# TV and projector setup



## jwhiteman (Mar 14, 2013)

Say I want to have tv and a projector connected to my a receiver and it only has 1 output.. what do you use so that you have the ability to use projector or tv? Anyone currently have this setup?


----------



## NBPk402 (Feb 21, 2012)

Go to www.Monoprice.com , and get a 1x2 HDMI splitter.


----------



## jwhiteman (Mar 14, 2013)

ellisr63 said:


> Go to www.Monoprice.com , and get a 1x2 HDMI splitter.


Thanks have you used 1 before? I just want to make sure no quality is lost


----------



## NBPk402 (Feb 21, 2012)

Yes, I have used one and I didn't notice any loss of quality. :T


----------



## tcarcio (Jun 27, 2007)

I use this one and it has no negative effect on the pic quality at all. http://www.monoprice.com/Product?c_id=101&cp_id=10110&cs_id=1011002&p_id=5312&seq=1&format=2


----------



## rawsawhd (Apr 10, 2014)

You can find splitters online cheaper but if you need one today stop at Radio Shack or Best Buy. 

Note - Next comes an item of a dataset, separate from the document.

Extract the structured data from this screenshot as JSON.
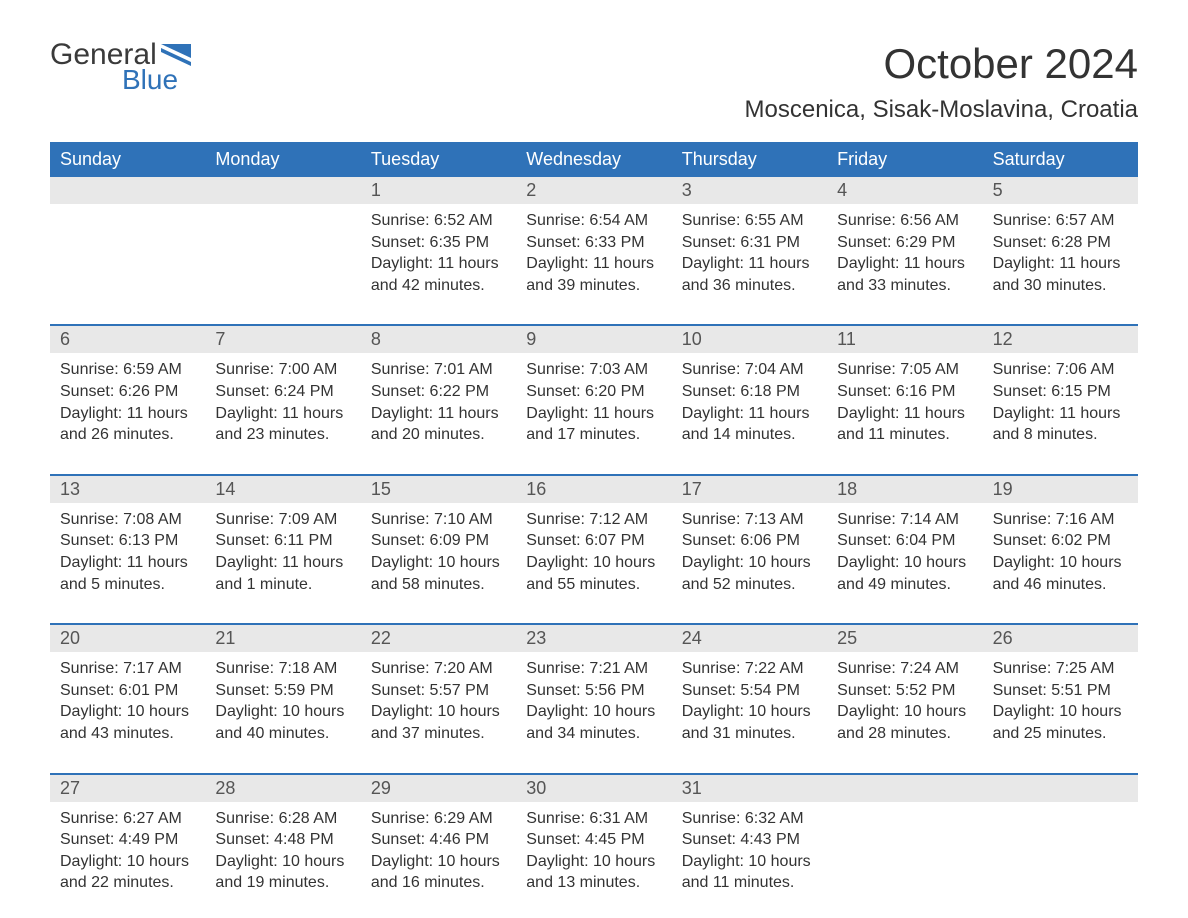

http://www.bestbuy.com/site/searchp...&fs=saas&saas=saas&keys=keys&st=hdmi+splitter

I grabbed the Rocketfish and it works great...


----------



## NBPk402 (Feb 21, 2012)

If you decide to purchase from Monoprice... Check out their overnight delivery price as for me it was cheaper than the normal price they charge. :T


----------



## totalcomfort (Apr 12, 2014)

ellisr63 said:


> Yes, I have used one and I didn't notice any loss of quality. :T


+1 have mine set up this way until I get my new pre/pro.


----------



## gazoink (Apr 17, 2013)

HDMI Splitters, and multi-output switches (all of them) must negotiate with the connected display devices, and will pick the lowest common resolution setting. If a device will only go to 720p, then that's what all connected displays will get. Also, unless you use a managed EDID splitter (nothing from Monoprice), when you make a change to one display, like turn it on or off, the other displays will glitch or blank as the system tries to figure out what to do. A managed EDID HDMI device handles EDID information on each output separately, and won't relay the presence or removal of a device back to the source unless it's capabilities become different from that of the system.

I find the Monoprice stuff to work, but it's fragile and failure prone. My favorite splitters come from Knoll Systems and Wyrestorm. If you need managed EDID splitters and switchers, you'll be paying up significantly.


----------